家長 そうそう。専門的なことはちゃんとした知識がないので言えないんですけれど、そういうアプローチによって自分自身がどう変化するのかを確認しているところです。今はドリンクとゼリーの2種類を摂取していて、ドリンクは練習場に着いたらすぐに飲む習慣をつけている。で、身体が欲していると思えば、追加で持って帰ります。それから、ゼリーは練習終了後のロッカールームで。試合前日の就寝前にも飲んでいます。

——かなりの頻度ですね。
家長 他の人がどうしているのかわからないけれど、僕はそれくらいのペースで摂取しています。習慣化されてくると、“お守り”みたいに感じるところもあるんですよ。朝、練習場に着いて、飲んで、すーっと身体に入っていく時もあるし、「今日はあまり飲みたがってないな」と感じることもある。そういう身体のリアクションがわかることが大事なので、ある意味、自分自身の身体の“基準”になっているところもあります。

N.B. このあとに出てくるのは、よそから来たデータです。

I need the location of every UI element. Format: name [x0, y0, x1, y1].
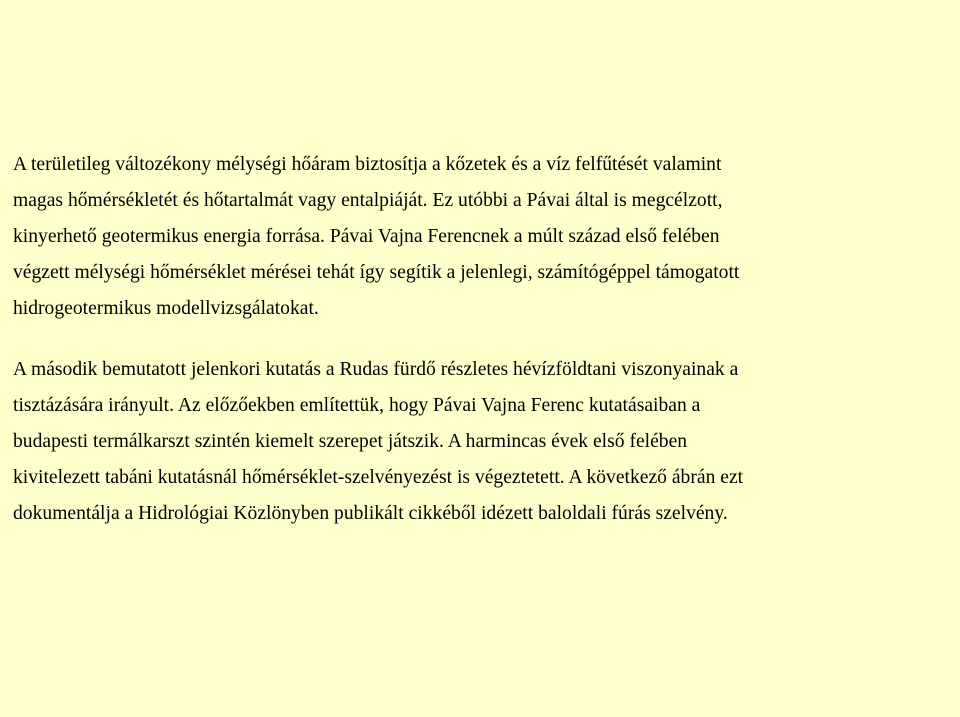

——ちなみに、食事や睡眠にはどの程度気を使っていますか?
家長 食事については、基本的には奥さんに任せています。睡眠は“できるだけ寝る派”で、基本的にめっちゃ寝るんですよ。例えば、ナイターの試合前日なら、22時から翌朝9時くらいまでずっと。たぶん、この年齢ではめずらしいですよね(笑)。

——最後に、これからのキャリアについて現時点での展望を聞かせてください。
家長 自分自身、これからどういう景色が見たいんやろうといつも真剣に思っているんです。ある程度の経験はできたと思う一方で、まだ経験していないことを経験したいという素直な思いもある。今までとはぜんぜん違う挑戦もしてみたいし、今までと違う自分を周りの人に見てもらいたいとも思います。1人のサッカー選手として、新しいことにチャレンジしたいですね。